Отражение объекта в искусстве в терминах эстетики, перекодировка его в знаковый текст художественного типа, как определяет это явление семиотика, могут быть истолкованы сопоставлением с математическим понятием отображения. Сходство объекта и его художественного изображения в этом случае истолковывается как изоморфизм, каждому элементу из изображаемого объекта, толкуемого как некоторое множество, ставится в соответствие элемент множества отображения. Формулируемые при этом правила соответствия будут представлять тип условности, присущий данному тексту (См. статью Б. А. Успенского и Ю. M. Лотмана «Условность в искусстве» в кн. Ю. M. Лотман Об искусстве. СПб., 1998).

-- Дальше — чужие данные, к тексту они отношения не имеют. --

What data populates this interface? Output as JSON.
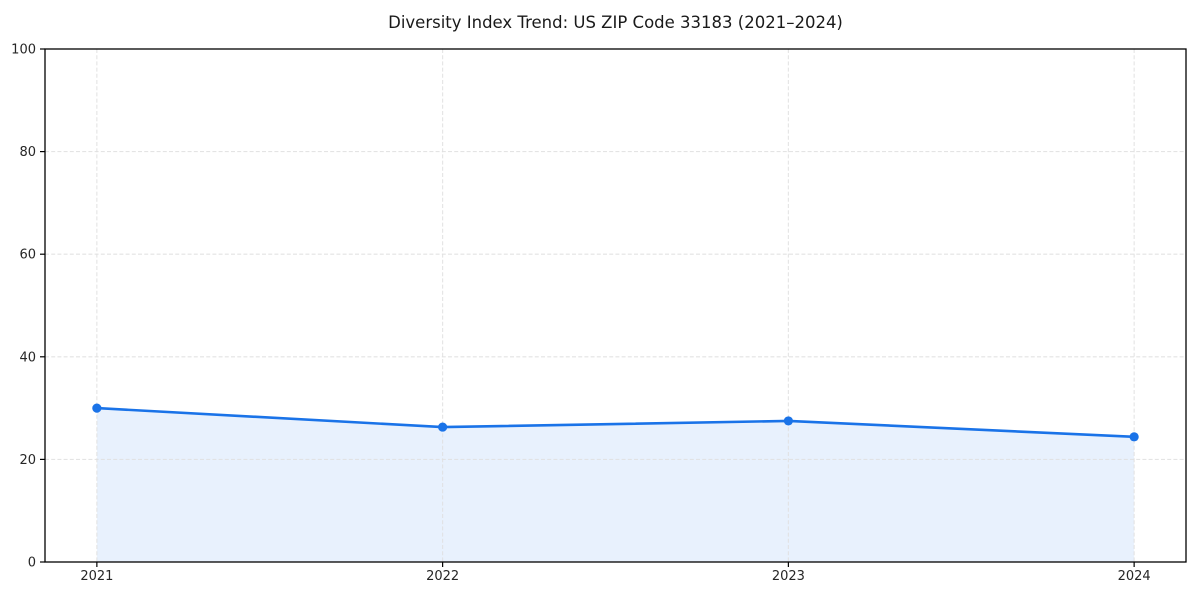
{
  "chart_data": {
    "type": "area",
    "title": "Diversity Index Trend: US ZIP Code 33183 (2021–2024)",
    "series_name": "Diversity Index",
    "x": [
      2021,
      2022,
      2023,
      2024
    ],
    "values": [
      30.0,
      26.3,
      27.5,
      24.4
    ],
    "x_tick_labels": [
      "2021",
      "2022",
      "2023",
      "2024"
    ],
    "y_ticks": [
      0,
      20,
      40,
      60,
      80,
      100
    ],
    "xlim": [
      2020.85,
      2024.15
    ],
    "ylim": [
      0,
      100
    ],
    "xlabel": "",
    "ylabel": "",
    "grid": true,
    "grid_style": "dashed",
    "legend_position": "none",
    "colors": {
      "line": "#1a73e8",
      "marker": "#1a73e8",
      "fill": "#1a73e8",
      "fill_opacity": 0.1,
      "grid": "#e0e0e0",
      "axis": "#000000",
      "text": "#1a1a1a"
    }
  }
}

Деформацию, вызванную условностью и, следовательно, присущую всякому знаковому тексту, следует отличать от деформации как следствия фантастики.
В силу каких-либо причин изоморфное отображение объекта в тексте может автоматизироваться до такой степени, что условность их соотнесенности перестает осознаваться. Оба текста начинают восприниматься не как два различных, определенным образом соотнесенных, а в качестве единого целого. Для того, чтобы художественный текст мог выполнять свою активно познавательную функцию, необходимо восстановить в сознании коллектива правила соотнесения, тип идеализации, превращающий объект в текст. Одним из механизмов этого восстановления является фантастика.

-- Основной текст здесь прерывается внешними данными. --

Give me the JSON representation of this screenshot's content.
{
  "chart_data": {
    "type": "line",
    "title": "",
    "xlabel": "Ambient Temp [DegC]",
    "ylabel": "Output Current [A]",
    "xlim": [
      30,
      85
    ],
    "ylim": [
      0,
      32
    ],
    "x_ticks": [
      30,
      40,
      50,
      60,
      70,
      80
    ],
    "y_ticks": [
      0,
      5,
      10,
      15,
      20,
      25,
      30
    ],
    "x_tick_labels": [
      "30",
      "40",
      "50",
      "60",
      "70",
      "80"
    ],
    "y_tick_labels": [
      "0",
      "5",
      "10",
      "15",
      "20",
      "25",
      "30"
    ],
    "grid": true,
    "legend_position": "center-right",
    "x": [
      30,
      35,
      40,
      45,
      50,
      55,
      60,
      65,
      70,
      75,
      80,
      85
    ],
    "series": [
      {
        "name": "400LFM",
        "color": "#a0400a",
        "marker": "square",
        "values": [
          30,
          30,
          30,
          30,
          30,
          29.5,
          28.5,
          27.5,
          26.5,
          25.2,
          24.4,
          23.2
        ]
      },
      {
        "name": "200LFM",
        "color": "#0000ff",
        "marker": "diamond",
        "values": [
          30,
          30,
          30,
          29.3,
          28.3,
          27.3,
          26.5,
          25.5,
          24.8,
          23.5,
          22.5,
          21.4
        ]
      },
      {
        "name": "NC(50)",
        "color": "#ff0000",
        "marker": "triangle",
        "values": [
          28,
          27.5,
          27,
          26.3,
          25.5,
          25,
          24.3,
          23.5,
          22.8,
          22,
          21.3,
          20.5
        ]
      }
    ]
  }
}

Деформация может иметь двоякий характер Первый случай — преобразование имеет, как мы отмечали, характер математического отображения. Это означает, что каждому элементу одного множества (объекта) поставлен в соответствие элемент другого (отображения). Правила перевода для всех элементов данного множества одинаковы, они могут быть представлены как определенная функция, отображающая область определения на некоторое множество значений. Объект в этом случае предстает как некоторое единство, обладающее инвариантной структурой внутреннего соотношения элементов. Другой случай деформации — когда изоморфизм сознательно нарушается. Соотношение элементов, принятое для объекта, в отображении получает некоторую дополнительную, регулируемую особыми правилами свободу. В результате отображение некоторых элементов может смещаться в отношении их ожидаемого в соответствии с общими правилами трансформации места. Напряжение, возникающее между ожидаемой и реальной структурой отображения, создает некоторую дополнительную моделирующую активность. Именно нарушение правил перекодировки делает их моделирующую функцию не автоматической, то есть активной.
Если в качестве отображаемого множества мы примем совокупность сюжетных элементов, то такое смещение можно будет определить как фантастику.

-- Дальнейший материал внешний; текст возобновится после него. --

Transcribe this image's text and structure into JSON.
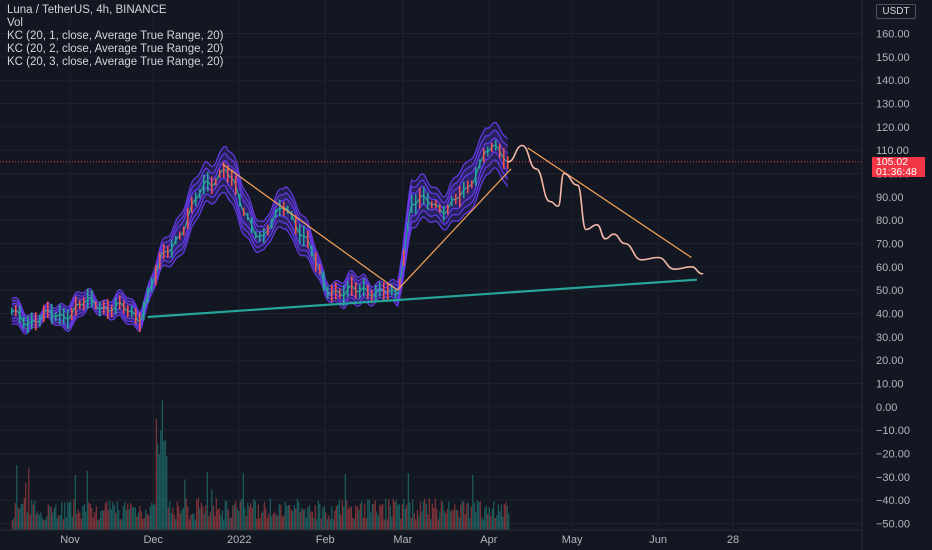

Именно отклонение от некоторой инвариантной системы отношений будет художественно активно. Так, в описании путешествия Гулливера в страну лилипутов будет нарушено отношение «рост героя — рост окружающих его людей». Герой окажется великаном и получит возможность реализовывать поведение великана. Попадая в страну великанов, герой выступает уже как лилипут. Признак роста снова смещен, но уже в другую сторону. И наконец — возвращение в родную страну с восстановлением естественных отношений. В повести Гоголя «Нос» — нос человека получает пространственную свободу перемещения относительно лица, свободу изменения размера и внешнего облика. Однако и здесь он в конечном итоге возвращается на свое место. Инвариантная схема отношений восстанавливается.
Таким образом, условность отображения объекта в тексте воспринимается как «естественный» порядок, а ее нарушение — как фантастика. Фантастика реализуется в тексте как нарушение принятой в нем нормы условности. Итак, и в этом случае мы сталкиваемся с двухступенчатой моделью, одно описание задает «нормальное», в соответствии с принятыми нормами условности, отображение, другое — его нарушение в системе фантастического сюжета.